Od granicy Chin dzieli nas „zaledwie” 5 000 kilometrów. Co prawda nadal nie mieliśmy okazji wybrać się do Państwa Środka zobaczyć falujące na ulicach, kolorowe smoki. Ale w sumie po co, skoro my w Krakowie, mamy swojego smoka – Wawelskiego i całą tą imprezę organizowaną z „pompą” przez Teatr Groteska! Parada Smoków w Krakowie odbywa się od dziewiętnastu lat i z roku na rok ściąga na brzeg Wisły coraz więcej osób. Nie wiemy jak to się odbywało w poprzednich latach, ponieważ w tym roku byliśmy na spektaklu po raz pierwszy, ale sądząc po zdjęciach tłumy są zawsze. Każde widowisko inspirowane jest postaciami z powieści lub książek. W roku 2019 tematem przewodnim była doskonała książka „W 80 dni dookoła świata” Juliusza Verne’a.

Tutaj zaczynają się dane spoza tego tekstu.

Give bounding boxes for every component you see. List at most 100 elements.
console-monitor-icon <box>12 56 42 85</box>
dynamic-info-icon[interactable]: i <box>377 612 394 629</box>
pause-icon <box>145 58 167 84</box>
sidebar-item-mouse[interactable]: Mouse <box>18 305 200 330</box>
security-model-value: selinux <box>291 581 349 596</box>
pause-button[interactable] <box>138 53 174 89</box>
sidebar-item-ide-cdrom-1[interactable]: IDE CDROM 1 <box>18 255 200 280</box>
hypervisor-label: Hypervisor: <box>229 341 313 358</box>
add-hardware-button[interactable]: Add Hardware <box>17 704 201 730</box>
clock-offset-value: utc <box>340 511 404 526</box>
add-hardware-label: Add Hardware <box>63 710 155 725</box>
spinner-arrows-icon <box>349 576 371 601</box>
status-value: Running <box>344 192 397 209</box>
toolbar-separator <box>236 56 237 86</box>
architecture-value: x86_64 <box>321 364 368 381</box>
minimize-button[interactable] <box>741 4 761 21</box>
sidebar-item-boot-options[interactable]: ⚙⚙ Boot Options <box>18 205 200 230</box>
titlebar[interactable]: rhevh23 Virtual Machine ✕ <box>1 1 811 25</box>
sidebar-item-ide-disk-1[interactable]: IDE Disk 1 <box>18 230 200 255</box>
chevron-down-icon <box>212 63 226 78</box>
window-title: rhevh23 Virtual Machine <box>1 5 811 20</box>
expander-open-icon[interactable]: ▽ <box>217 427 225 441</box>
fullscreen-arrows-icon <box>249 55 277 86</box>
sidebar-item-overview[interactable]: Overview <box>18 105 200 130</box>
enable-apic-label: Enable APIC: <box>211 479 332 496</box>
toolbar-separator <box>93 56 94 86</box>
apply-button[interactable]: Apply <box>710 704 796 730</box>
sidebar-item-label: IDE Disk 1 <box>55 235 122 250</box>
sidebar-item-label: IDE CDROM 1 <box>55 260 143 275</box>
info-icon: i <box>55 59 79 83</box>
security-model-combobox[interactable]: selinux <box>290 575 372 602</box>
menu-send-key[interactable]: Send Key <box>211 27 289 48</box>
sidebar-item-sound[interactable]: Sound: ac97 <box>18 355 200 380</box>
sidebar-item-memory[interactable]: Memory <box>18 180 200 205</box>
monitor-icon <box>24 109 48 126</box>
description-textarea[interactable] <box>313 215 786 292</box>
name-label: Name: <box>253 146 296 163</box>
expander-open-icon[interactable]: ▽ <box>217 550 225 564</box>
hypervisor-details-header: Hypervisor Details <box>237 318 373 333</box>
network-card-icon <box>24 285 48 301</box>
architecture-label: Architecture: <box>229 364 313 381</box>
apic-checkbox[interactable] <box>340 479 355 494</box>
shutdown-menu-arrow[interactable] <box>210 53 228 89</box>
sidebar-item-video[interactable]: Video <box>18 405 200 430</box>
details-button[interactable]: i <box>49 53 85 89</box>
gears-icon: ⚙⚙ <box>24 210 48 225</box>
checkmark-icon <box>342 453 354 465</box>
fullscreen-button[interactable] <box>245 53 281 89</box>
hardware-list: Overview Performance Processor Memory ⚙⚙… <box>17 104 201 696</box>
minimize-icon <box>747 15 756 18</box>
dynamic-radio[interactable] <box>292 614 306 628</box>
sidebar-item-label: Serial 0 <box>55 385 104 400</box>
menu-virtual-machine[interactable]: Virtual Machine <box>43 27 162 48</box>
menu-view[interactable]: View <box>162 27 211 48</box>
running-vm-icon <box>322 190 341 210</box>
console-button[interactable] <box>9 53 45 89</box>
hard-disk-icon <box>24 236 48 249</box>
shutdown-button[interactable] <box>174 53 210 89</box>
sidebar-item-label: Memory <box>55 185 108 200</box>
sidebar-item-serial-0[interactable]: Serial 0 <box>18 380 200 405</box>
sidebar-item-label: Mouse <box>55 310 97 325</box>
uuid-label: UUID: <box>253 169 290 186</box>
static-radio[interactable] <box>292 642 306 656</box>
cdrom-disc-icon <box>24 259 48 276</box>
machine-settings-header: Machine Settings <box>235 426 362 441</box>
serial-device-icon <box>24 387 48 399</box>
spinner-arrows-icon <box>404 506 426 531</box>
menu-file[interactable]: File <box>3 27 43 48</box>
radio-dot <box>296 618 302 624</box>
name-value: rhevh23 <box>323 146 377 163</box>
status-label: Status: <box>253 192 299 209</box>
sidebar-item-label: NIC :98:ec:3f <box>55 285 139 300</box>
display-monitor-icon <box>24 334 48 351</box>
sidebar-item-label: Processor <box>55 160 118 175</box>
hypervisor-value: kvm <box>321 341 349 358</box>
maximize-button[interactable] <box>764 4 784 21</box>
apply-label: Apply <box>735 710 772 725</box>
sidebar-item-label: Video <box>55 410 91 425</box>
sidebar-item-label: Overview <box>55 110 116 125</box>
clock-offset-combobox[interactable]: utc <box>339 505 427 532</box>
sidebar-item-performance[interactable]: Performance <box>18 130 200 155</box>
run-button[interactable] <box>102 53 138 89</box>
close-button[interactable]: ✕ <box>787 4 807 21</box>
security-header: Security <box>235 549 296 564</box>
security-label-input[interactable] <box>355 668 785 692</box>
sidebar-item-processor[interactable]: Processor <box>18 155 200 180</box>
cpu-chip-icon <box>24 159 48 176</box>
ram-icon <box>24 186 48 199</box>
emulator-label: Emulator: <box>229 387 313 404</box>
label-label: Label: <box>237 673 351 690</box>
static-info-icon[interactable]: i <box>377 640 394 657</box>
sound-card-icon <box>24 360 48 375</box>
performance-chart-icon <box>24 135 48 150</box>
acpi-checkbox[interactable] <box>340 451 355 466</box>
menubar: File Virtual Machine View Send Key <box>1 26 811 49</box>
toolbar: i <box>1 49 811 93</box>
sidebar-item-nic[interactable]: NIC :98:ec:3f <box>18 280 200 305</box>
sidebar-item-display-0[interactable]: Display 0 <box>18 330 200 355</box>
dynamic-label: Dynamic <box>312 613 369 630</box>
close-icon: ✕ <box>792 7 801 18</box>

Fani smoków i zabawy organizowanej przez miasto od dawna czekali na ten weekend. Dzień dziecka to tylko wymówka, bo wydarzenie podoba się tak samo młodym jak i dorosłym widzom. W sobotę 1 czerwca widowisko plenerowe, w którym właśnie wzięliśmy udział, poprzedzone Smoczym Piknikiem Rodzinnym. 2 czerwca, w niedzielę przez Planty aż do Rynku Głównego przechodzi Parada Smoków z całego świata przygotowana przez grupę ponad tysiąca dzieciaków, artystów, tancerzy i mieszkańców. Chiny w Krakowie!
Wracając do pokazu na Wiśle, by zająć najlepsze miejsca było trzeba chyba przyjechać pod Wawel w południe czekając do 22.00 na rozpoczęcie pokazu. My dojechaliśmy w okolice Mostu Dębnickiego przed 20.00 i szybko zajęliśmy miejsca, które wydały nam się idealne, na środku ruchliwego mostu.

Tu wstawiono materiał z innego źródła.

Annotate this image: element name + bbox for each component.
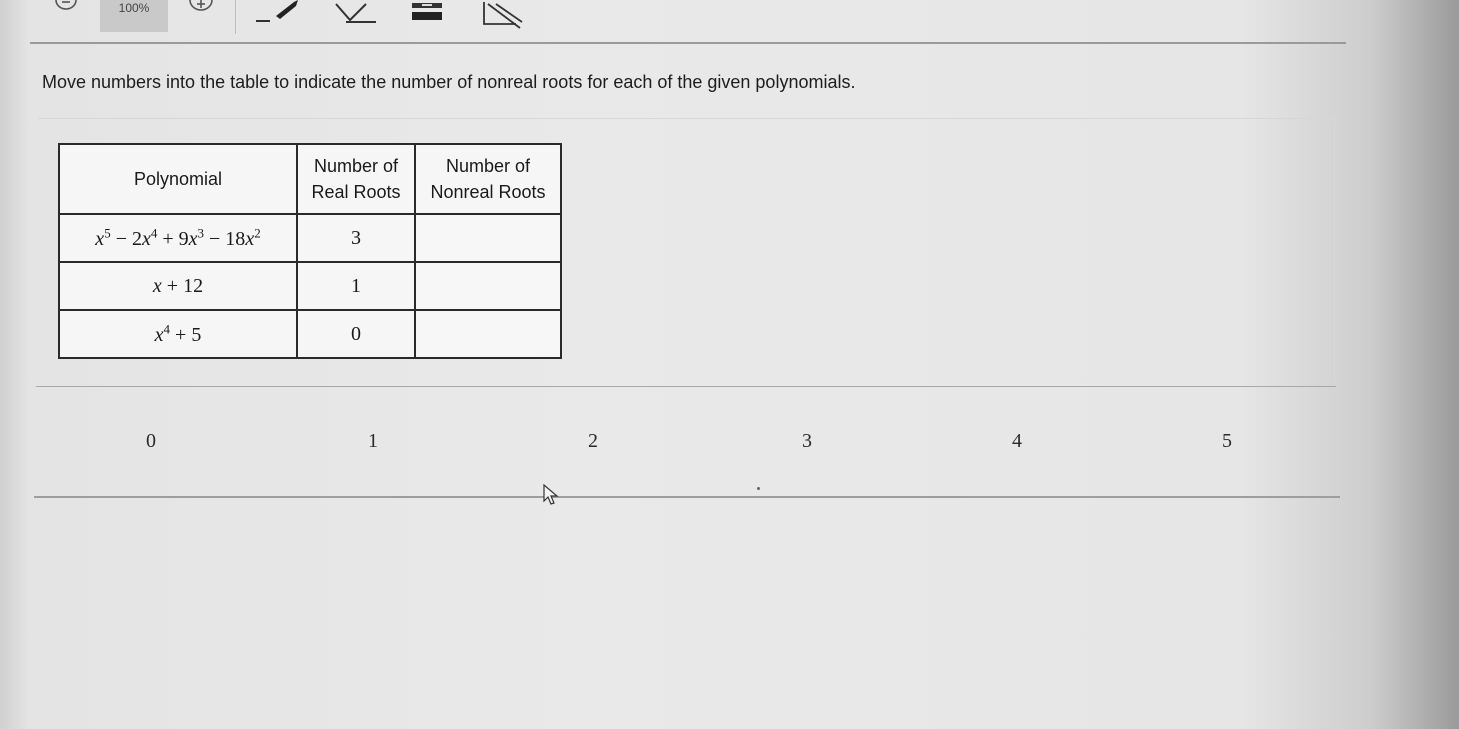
header-real-roots: Number of Real Roots	[296, 143, 416, 215]
real-roots-cell: 0	[296, 309, 416, 359]
mouse-pointer-icon	[543, 483, 559, 511]
polynomial-cell: x5 − 2x4 + 9x3 − 18x2	[58, 213, 298, 263]
answer-tile-4[interactable]: 4	[1002, 430, 1032, 453]
polynomial-expression: x5 − 2x4 + 9x3 − 18x2	[95, 225, 261, 250]
tile-bank-divider	[34, 496, 1340, 498]
screen-speck	[757, 487, 760, 490]
table-header-row: Polynomial Number of Real Roots Number o…	[58, 143, 562, 215]
table-row: x4 + 5 0	[58, 309, 562, 359]
header-nonreal-roots: Number of Nonreal Roots	[414, 143, 562, 215]
table-row: x5 − 2x4 + 9x3 − 18x2 3	[58, 213, 562, 263]
question-prompt: Move numbers into the table to indicate …	[42, 72, 856, 92]
answer-tile-bank: 0 1 2 3 4 5	[36, 388, 1340, 496]
polynomial-expression: x4 + 5	[154, 321, 202, 346]
header-nonreal-roots-line1: Number of	[445, 156, 531, 176]
answer-tile-5[interactable]: 5	[1212, 430, 1242, 453]
zoom-level: 100%	[100, 0, 168, 32]
table-row: x + 12 1	[58, 261, 562, 311]
polynomial-cell: x4 + 5	[58, 309, 298, 359]
real-roots-cell: 1	[296, 261, 416, 311]
polynomial-expression: x + 12	[152, 274, 204, 297]
toolbar: 100%	[0, 0, 1459, 40]
answer-tile-0[interactable]: 0	[136, 430, 166, 453]
zoom-level-label: 100%	[118, 1, 150, 15]
header-polynomial: Polynomial	[58, 143, 298, 215]
zoom-in-icon[interactable]	[186, 0, 216, 18]
header-real-roots-line1: Number of	[313, 156, 399, 176]
nonreal-roots-drop-target[interactable]	[414, 261, 562, 311]
answer-eliminator-icon[interactable]	[480, 0, 526, 30]
polynomial-cell: x + 12	[58, 261, 298, 311]
real-roots-cell: 3	[296, 213, 416, 263]
panel-divider	[36, 386, 1336, 387]
line-reader-icon[interactable]	[410, 0, 444, 24]
eraser-icon[interactable]	[330, 0, 378, 26]
answer-tile-3[interactable]: 3	[792, 430, 822, 453]
zoom-out-icon[interactable]	[52, 0, 80, 16]
nonreal-roots-drop-target[interactable]	[414, 309, 562, 359]
header-real-roots-line2: Real Roots	[311, 182, 401, 202]
pencil-icon[interactable]	[254, 0, 300, 24]
answer-tile-2[interactable]: 2	[578, 430, 608, 453]
nonreal-roots-drop-target[interactable]	[414, 213, 562, 263]
roots-table: Polynomial Number of Real Roots Number o…	[58, 143, 562, 359]
header-nonreal-roots-line2: Nonreal Roots	[430, 182, 546, 202]
answer-tile-1[interactable]: 1	[358, 430, 388, 453]
toolbar-divider	[30, 42, 1346, 44]
toolbar-separator	[235, 0, 236, 34]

Z początkiem ludzie nas tylko mijali, ale na kilkanaście minut przed rozpoczęciem, chodniki po obydwu stronach kładki całkowicie się zatokowały. Tłumy czekały na dmuchane smoki, które uszyto w halach zajezdni MPK.
Spektakl, który trwał ponad półtorej godziny połączono z muzyką filmową, kurtynami wodnymi, laserowym światłem i pokazem fajerwerków (i znowu Chiny, w końcu to co cieszy nas co roku na Sylwestra przybyło z Azji).

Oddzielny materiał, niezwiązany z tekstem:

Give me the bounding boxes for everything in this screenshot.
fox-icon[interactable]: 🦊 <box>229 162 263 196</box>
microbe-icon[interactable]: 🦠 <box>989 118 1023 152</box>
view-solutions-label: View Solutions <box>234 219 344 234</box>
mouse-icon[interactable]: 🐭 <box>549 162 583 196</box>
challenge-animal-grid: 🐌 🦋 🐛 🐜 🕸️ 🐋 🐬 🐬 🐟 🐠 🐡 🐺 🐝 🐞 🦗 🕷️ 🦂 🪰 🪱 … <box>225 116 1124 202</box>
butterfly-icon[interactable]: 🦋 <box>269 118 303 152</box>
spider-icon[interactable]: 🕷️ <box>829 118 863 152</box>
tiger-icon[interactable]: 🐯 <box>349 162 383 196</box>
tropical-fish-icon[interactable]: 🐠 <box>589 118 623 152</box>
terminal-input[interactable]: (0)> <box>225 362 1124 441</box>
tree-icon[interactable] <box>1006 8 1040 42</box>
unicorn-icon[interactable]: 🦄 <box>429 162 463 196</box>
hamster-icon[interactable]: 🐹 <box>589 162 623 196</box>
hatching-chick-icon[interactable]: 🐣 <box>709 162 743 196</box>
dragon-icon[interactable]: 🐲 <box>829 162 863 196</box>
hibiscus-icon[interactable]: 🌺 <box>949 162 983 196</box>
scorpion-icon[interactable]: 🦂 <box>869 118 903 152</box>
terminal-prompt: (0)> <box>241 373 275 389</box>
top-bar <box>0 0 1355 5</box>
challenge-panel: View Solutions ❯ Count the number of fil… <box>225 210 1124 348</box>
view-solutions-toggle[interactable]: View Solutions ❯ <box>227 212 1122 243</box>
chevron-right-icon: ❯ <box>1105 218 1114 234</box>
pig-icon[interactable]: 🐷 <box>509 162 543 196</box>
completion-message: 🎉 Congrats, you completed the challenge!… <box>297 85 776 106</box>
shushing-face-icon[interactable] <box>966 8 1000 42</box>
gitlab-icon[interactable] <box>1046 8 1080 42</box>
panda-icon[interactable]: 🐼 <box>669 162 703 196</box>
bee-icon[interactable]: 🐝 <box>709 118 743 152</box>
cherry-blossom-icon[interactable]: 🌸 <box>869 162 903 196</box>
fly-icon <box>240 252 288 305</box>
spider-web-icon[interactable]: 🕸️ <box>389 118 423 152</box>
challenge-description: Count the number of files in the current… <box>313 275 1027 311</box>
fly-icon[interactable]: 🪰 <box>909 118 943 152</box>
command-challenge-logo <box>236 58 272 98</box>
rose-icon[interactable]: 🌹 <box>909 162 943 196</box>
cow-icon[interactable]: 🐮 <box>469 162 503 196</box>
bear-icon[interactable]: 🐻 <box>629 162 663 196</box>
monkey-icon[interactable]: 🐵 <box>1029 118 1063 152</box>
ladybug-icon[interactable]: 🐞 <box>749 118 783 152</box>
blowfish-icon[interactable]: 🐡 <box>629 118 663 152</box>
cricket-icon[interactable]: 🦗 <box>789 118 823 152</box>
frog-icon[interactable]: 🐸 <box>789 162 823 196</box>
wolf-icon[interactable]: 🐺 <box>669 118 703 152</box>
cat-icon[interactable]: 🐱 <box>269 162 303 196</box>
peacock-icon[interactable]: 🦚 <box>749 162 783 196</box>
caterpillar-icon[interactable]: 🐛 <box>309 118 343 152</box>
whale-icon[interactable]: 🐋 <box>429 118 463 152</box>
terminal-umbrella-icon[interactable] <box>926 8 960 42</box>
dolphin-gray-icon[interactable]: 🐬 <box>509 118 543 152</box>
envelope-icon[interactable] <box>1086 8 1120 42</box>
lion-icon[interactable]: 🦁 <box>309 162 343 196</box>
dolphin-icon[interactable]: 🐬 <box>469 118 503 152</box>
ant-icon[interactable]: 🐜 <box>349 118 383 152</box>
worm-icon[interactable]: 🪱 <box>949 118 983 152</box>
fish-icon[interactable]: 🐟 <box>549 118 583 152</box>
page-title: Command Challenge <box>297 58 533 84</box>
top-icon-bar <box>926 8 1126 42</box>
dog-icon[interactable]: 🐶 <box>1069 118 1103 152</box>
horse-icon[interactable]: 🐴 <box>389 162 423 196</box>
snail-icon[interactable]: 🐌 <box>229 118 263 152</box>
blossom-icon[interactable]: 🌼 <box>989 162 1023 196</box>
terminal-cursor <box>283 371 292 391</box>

Te rozświetlały niebo nad Zamkiem, tak jakby Kraków witał nowy, 2020 rok! Chociaż wydaje się, że takich efektów na pożegnanie starego roku nie uświadczymy nigdy 😉
Po wodzie pływały barki, nad którymi prezentowały się wielkogabarytowe pływające i latające smoki.
Wstęp na występ plenerowy oczywiście jest całkowicie darmowy, jednak wymaga od widza wytrwałości. Szczególnie kiedy chce się mieć dobre miejsca. Do zobaczenia za rok po Wawelem!